The wind was sharp, and there was some ice on the trail, but I had a fairly steep climb up Buzzard Knob to keep me warm. After 4.5 miles, however, I turned the corner to face a sight I will never forget. Starting at Plumorchard Gap, began a 1.3 mile trail section that was devastated by last year’s forest fires. Still smelling like a fire pit, the sight was so ugly and so sad that it was gut wrenching. The only saving grace was that it appeared the the fire roared through so fast, that the larger trees were barely scorched, so there is hope for a full recovery. Pictures cannot do justice to the actual experience.

Appalachian Trail

Charred Forest

At mile 78.2, I reached the first major milestone of the trip when I crossed the state line while leaving Georgia and entering North Carolina. One state down and only 13 to go! I have seen many pictures online of that border crossing sign, but somehow, my expectation was for something more. I mean where was the marching band, cheerleaders, and fireworks? Since I hadn’t taken a break since I started that morning, I decided it looked like a good place to stop for a snack and some water. Within a few minutes, over a dozen other hikers arrived and the state line became an impromptu party spot on the trail. It was one of those wonderful moments where everyone was laughing and cutting up while sharing a well earned milestone together.

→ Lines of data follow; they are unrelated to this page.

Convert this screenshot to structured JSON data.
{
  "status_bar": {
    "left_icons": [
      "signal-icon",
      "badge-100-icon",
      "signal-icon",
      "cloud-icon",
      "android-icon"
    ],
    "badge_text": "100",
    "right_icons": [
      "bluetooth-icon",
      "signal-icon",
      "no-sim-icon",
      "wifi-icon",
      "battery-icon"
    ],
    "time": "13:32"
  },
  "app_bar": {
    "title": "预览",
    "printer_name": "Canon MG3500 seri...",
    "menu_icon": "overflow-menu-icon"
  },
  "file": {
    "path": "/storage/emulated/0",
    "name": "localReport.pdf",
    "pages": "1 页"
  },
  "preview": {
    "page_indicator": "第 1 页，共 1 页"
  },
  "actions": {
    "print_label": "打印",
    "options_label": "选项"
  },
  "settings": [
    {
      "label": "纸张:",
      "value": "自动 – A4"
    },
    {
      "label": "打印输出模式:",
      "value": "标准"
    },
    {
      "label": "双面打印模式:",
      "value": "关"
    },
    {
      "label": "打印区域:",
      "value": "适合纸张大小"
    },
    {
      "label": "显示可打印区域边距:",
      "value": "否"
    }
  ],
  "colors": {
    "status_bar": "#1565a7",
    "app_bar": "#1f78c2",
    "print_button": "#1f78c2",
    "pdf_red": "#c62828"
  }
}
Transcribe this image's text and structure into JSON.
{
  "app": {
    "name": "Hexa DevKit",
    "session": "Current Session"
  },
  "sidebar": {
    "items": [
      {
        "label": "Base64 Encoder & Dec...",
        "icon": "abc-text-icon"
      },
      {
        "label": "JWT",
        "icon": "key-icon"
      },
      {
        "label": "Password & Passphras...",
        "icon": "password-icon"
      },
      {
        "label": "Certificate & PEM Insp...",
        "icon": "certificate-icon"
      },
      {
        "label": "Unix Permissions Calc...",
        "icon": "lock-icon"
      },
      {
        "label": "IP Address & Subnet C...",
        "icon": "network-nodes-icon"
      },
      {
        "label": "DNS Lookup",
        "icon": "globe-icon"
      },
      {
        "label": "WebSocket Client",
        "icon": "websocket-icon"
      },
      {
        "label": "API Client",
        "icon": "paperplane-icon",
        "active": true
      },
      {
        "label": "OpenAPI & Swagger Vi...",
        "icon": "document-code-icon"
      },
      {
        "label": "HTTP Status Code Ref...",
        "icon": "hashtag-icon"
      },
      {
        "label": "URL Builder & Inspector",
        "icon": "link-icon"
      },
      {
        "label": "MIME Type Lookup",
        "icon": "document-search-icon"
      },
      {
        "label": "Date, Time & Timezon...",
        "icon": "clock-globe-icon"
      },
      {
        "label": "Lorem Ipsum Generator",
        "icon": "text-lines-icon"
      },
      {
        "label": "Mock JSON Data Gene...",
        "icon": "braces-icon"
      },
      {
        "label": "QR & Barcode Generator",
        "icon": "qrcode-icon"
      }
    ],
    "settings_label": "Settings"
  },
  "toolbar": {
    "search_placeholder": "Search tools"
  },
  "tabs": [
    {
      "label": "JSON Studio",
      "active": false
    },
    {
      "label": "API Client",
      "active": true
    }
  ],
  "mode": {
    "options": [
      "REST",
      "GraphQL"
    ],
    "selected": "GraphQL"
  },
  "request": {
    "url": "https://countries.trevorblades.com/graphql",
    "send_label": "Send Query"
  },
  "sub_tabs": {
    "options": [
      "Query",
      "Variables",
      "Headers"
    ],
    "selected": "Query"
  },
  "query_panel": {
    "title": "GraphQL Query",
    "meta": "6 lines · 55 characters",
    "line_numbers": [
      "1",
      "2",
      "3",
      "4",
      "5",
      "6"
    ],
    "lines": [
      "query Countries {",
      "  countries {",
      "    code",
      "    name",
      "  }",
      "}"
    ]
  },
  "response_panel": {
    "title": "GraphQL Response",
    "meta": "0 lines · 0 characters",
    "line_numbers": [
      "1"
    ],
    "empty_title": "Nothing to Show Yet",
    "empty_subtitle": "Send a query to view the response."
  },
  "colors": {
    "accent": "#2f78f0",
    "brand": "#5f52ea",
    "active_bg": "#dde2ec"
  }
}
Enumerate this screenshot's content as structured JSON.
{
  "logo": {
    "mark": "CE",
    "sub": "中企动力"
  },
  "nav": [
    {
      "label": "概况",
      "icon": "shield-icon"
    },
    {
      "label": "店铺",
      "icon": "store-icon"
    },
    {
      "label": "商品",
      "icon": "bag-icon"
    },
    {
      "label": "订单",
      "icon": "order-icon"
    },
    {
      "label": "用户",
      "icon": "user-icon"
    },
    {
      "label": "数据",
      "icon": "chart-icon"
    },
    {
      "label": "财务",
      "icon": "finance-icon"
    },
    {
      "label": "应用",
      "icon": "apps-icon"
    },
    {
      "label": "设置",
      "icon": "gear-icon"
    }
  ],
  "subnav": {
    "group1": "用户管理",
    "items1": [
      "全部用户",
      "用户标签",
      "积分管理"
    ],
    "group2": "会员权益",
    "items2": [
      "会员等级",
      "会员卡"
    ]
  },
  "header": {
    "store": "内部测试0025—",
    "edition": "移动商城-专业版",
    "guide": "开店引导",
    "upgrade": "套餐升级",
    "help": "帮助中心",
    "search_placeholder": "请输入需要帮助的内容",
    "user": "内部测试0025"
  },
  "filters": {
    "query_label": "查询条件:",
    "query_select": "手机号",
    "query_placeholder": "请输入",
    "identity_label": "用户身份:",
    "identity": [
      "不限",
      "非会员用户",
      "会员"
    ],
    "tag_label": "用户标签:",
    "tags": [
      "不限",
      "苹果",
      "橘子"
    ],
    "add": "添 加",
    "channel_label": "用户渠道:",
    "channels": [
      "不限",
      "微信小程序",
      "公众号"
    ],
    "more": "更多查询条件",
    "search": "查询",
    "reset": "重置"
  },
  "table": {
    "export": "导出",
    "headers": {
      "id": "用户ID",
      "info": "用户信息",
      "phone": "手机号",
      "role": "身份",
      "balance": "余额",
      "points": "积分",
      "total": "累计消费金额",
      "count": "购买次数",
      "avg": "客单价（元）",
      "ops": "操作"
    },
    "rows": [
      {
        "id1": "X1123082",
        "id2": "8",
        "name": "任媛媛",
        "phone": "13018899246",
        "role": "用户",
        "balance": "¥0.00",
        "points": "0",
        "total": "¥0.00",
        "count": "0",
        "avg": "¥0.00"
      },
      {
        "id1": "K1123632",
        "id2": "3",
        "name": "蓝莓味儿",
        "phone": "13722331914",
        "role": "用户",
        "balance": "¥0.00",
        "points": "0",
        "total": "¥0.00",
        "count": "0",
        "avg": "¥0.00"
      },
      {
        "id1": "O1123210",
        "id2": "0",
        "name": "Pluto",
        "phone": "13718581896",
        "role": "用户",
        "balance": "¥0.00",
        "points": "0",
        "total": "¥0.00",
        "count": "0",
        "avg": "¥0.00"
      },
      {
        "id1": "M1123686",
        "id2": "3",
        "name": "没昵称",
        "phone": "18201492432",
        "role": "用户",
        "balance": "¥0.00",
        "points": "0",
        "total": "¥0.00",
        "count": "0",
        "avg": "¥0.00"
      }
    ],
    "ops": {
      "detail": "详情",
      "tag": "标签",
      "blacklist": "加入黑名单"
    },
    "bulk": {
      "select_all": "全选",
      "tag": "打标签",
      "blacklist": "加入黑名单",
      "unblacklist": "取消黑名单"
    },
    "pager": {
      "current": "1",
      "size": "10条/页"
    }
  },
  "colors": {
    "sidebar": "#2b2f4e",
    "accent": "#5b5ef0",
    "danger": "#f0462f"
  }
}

The jocularity ended a mile later when we arrived at Bly Gap. Some folks had planned to camp there, but we had reached an altitude above the snow line for the first time, and the wind was blowing in excess of 30 mph over the snow covered campsite. Continuing on, we immediately encountered our North Carolina Welcome Wagon gift in the form of a freezing 900 foot climb straight to the summit of Courthouse Bald. You would think that we would be getting used to these by now, but the Courthouse found us guilty of overconfidence. Another one of those climbs for the books.

Appalachian Trail

View from Courthouse Bald

Following the descent, we arrived at Muskrat Creek Shelter where, apparently, everyone coming from Hiawassee (and then some) planned to spend the night. In the end, there must have been 25 tents and a full shelter for our outdoor reunion. Not only did we have a couple of section hikers from NC there, but also Cousin Eddie, Peacewalker, Tada, Chuckles, and Boo Boo. Even 5 Star joined the party having braved the Wednesday weather while walking from Unicoi Gap. She reported that the rest of the original bubble had taken a shuttle from Helen to Unicoi Gap, got out of the shuttle for a minute, then got back into the shuttle for a return to Helen.

Appalachian Trail

Warming by the Fire

Thankfully, Cousin Eddie and Boo Boo are aspiring professional arsonists, so I enjoyed my first campfire of the trip. We enjoyed the warmth of the fire until hiker midnight (sundown) and then retired to the warmth of our sleeping bags. The thermometer in my tent says it is already down to 27 degrees.